Долгое время оставался открытым вопрос о том, смогут ли эффективно работать все ракетные блоки, собранные в «пакет». Для ответа на него в Загорске был построен прототип Монтажно-испытательного корпуса, а на крутом пятидесятиметровом склоне над рекой Кунья возвели «испытательную станцию № 102» – новый многоуровневый стенд, рассчитанный на испытание мощных двигателей. Строительство стенда и вспомогательных сооружений началось в апреле 1954 года, а в эксплуатацию его приняли 16 июля 1956 года.
Работы собственно с «Р-7» были начаты в Монтажно-испытательном корпусе Загорского филиала. В конце весны 1956 года группа инженеров отработала операции по сборке блоков в «пакет». Первый «прожиг» бокового блока на стенде был выполнен 1 сентября, а успешный запуск многокамерного двигателя на полное ресурсное время состоялся 24 сентября. Всего в 1956 году было проведено четыре испытания «боковушек» и одно – центрального блока, после чего началась подготовка к запуску «пакета».
Все «прожиги» посещал Сергей Павлович Королёв, внимательно следивший за их ходом. Наконец 30 марта 1957 года состоялся запуск так называемого летного варианта «пакета» с полной заправкой. О важности этого события свидетельствует тот факт, что на нем присутствовал секретарь ЦК КПСС Леонид Ильич Брежнев.
Только после того как «пакет» отработал без замечаний, конструкторы смогли вздохнуть с облегчением. Ракета «Р-7» была допущена к полетам.

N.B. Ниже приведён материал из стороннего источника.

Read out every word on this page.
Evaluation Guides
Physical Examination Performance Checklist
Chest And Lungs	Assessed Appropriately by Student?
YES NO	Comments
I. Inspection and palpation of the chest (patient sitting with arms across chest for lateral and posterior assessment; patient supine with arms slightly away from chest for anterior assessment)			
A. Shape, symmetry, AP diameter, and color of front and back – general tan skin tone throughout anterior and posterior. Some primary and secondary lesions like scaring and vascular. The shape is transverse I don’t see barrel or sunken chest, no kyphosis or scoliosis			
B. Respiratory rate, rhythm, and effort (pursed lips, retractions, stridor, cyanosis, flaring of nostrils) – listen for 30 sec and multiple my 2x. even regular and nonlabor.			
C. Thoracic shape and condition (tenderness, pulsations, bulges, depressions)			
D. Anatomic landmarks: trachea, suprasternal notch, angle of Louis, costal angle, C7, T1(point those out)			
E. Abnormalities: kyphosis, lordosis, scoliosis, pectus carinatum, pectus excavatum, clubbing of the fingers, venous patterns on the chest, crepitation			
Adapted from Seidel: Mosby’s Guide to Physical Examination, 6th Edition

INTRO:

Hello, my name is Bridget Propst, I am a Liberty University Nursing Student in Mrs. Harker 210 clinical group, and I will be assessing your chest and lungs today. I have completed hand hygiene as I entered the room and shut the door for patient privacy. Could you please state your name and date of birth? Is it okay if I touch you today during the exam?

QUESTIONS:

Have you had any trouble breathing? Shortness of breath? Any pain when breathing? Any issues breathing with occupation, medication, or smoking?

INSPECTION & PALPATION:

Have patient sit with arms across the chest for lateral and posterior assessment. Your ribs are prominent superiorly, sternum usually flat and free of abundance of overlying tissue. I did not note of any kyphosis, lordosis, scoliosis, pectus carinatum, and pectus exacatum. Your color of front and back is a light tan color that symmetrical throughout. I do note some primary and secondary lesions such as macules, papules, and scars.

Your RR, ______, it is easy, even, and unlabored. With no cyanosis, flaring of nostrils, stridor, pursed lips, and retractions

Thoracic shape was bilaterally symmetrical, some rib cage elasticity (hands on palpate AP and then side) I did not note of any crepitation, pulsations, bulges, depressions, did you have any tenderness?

2.4 Поселок Ленинский-Байконур
Все работы по доведению «семерки» до летного образца проходили в авральном режиме. Это было связано с тем, что положение на международной политической арене обострялось, «холодная война» грозила перерасти в горячую фазу, и советскому руководству позарез нужно было получить «оружие сдерживания» – межконтинентальную ракету с термоядерной боеголовкой, способную долететь до территории США. Конструкторы, инженеры и простые солдаты, занятые в строительстве полигона Тюра-Там, действительно верили, что только «Р-7» сможет остановить заокеанского «агрессора» и предотвратить Третью мировую войну. Поэтому ощущали себя «фронтовиками» и спокойно мирились с бытовыми неудобствами во имя обороны своей страны. Кстати, половина строителей Тюра-Тама были ветеранами Великой Отечественной и не понаслышке знали, что такое сражаться за Родину.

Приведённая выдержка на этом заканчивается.